Python vs Ruby

TL;DR: I like python (mostly because I’m fairly proficient with it) but have a lot of respect for ruby.  However, the two languages are actually really similar at lower levels.

This might be a less typical “vs” article.  Really, I don’t enjoy language wars.  I believe that each language is a tool that solves particular problems well.  There are also some higher level things to consider like the value of consistency in a project meaning that if a project has 95% of it’s code in <insert horribly offensive programming language>, then writing the remaining 5% in <insert programming language of choice> actually clashes with the rest of the project, making the code difficult to support.  So, here is my pros/cons list for ruby and python as of this date (technology changes fast, so these could be wrong by the time I’m done posting).

 Python

ProsCons
PEP8:
Style guide compliance ensures similar coding styles, which makes it easier to read
Python3:
Massive/fundamental change is hard. Python 3 is having a hard time getting a foot hold.
White space:
Using white space for code blocks is pretty natural and easy for editors to assist with
White space:
Using white space for code blocks can make spotting start/end of code blocks less obvious to the human eye
PIP/easy_install:
Easy method for obtaining code shared with the community
PIP/easy_install:
Having a Sys Admin background, I despise multiple package managers.

Ruby

ProsCons
rspec:
Python has unittest, but I find rspec to be more user friendly (possibly due to lack of experience).
Style guide:
There really are no tools for programmatically checking style guide.
White space:
Using white space for code blocks is pretty natural and easy for editors to assist with
White space:
Using white space for code blocks can make spotting start/end of code blocks less obvious to the human eye
gems:
Easy method for obtaining code shared with the community
gems:
Having a Sys Admin background, I despise multiple package managers.
Ruby on Rails:
Having supported Ruby-on-Rails, I know how horrible it is (was?).

Conclusion

As it is pretty apparent, both languages really are pretty similar.  So similar, in fact, that if you take the bytecode of each interpreter, you can reconstruct the code in the opposite language.  Given the animosity I’ve seen in chat rooms, hallway conversations, and various comments on webpages, it is fitting to call this act of crossover unholy.

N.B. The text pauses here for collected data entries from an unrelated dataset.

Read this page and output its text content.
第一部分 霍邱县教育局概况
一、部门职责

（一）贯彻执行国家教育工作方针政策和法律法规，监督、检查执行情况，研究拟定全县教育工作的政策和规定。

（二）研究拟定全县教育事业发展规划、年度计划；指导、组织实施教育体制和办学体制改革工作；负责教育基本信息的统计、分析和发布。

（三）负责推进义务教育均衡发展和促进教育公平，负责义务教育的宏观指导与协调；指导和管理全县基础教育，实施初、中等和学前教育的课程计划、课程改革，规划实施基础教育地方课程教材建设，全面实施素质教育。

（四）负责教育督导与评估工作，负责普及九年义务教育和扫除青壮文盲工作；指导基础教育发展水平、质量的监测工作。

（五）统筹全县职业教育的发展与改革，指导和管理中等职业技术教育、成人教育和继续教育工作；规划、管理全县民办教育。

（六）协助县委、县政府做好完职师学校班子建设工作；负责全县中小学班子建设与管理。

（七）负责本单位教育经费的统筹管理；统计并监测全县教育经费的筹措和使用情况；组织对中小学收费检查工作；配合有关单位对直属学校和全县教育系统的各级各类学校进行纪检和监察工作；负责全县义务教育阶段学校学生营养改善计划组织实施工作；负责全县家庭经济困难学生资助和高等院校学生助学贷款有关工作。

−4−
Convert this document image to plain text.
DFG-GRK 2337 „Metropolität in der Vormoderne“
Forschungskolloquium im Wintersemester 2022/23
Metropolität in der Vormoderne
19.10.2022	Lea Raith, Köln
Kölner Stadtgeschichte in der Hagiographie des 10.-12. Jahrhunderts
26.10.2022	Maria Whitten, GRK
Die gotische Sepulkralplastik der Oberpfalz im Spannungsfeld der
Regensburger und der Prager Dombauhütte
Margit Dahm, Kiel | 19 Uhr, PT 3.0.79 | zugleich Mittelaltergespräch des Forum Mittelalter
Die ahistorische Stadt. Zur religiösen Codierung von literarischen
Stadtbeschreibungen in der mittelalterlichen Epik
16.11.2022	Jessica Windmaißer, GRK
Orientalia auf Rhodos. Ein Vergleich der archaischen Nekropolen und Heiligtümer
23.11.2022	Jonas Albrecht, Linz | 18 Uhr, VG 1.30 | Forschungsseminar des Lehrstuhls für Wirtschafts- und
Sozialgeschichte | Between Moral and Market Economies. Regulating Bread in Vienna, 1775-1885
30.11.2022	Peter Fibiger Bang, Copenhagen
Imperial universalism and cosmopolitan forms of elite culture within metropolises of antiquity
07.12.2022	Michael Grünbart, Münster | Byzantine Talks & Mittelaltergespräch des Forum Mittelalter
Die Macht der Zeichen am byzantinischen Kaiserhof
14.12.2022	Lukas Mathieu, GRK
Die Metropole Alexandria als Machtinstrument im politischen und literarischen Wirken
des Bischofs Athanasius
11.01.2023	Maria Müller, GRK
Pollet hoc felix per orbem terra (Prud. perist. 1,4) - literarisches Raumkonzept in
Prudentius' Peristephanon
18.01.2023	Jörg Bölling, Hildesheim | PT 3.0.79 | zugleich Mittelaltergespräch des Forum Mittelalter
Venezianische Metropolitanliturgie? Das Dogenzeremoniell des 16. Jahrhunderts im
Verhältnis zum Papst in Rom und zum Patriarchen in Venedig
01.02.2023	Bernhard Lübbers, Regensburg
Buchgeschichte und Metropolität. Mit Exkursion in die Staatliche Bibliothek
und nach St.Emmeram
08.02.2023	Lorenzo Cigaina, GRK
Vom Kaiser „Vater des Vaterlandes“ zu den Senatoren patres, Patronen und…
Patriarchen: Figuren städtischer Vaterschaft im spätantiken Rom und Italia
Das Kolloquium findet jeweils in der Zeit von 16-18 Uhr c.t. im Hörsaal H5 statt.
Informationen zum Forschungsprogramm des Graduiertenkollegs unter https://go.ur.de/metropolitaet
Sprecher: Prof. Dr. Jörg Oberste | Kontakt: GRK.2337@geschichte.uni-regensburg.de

Obviously, there are a lot of things I did not cover (quantity of libraries available, quality of libraries, overall adoption of language, career opportunities for each language, etc.).  The items above are the key things that are effecting my decision today to lean towards python instead of ruby, given everything else is equal.  That being said, I find myself being thrown into ruby pretty deep with projects like puppet and vagrant being at the center of my world these days.

Closing Thought

When all you have is a hammer, every problem is a nail.  But when you have a full arsenal of tools, you can get stuck in analysis paralysis trying to decide what tool to use to solve the problem.  I’d much rather have more tools in my toolbox than I know what to do with than to not have the required tools when I need them.  Probably time to learn some more languages (like go or C++).

2 thoughts on “Python vs Ruby

  1. I’d disagree that Ruby doesn’t have a style guide.

    Rubocop (https://github.com/bbatsov/rubocop), for example, serves as a great tool to analyze the code you’ve written and its based on the Ruby community style guide. Sure the language doesn’t enforce the style, and that flexibility shows with Rubocop (turning off and on certain ‘cops’), but its a tool none-the-less.

    1. Thanks for the link Yvo. I was unaware of Rubocop. It seems like the style guide compliance is more baked into Python than Ruby (for better or worse). I’ll definitely be playing with Rubocop on my next ruby project!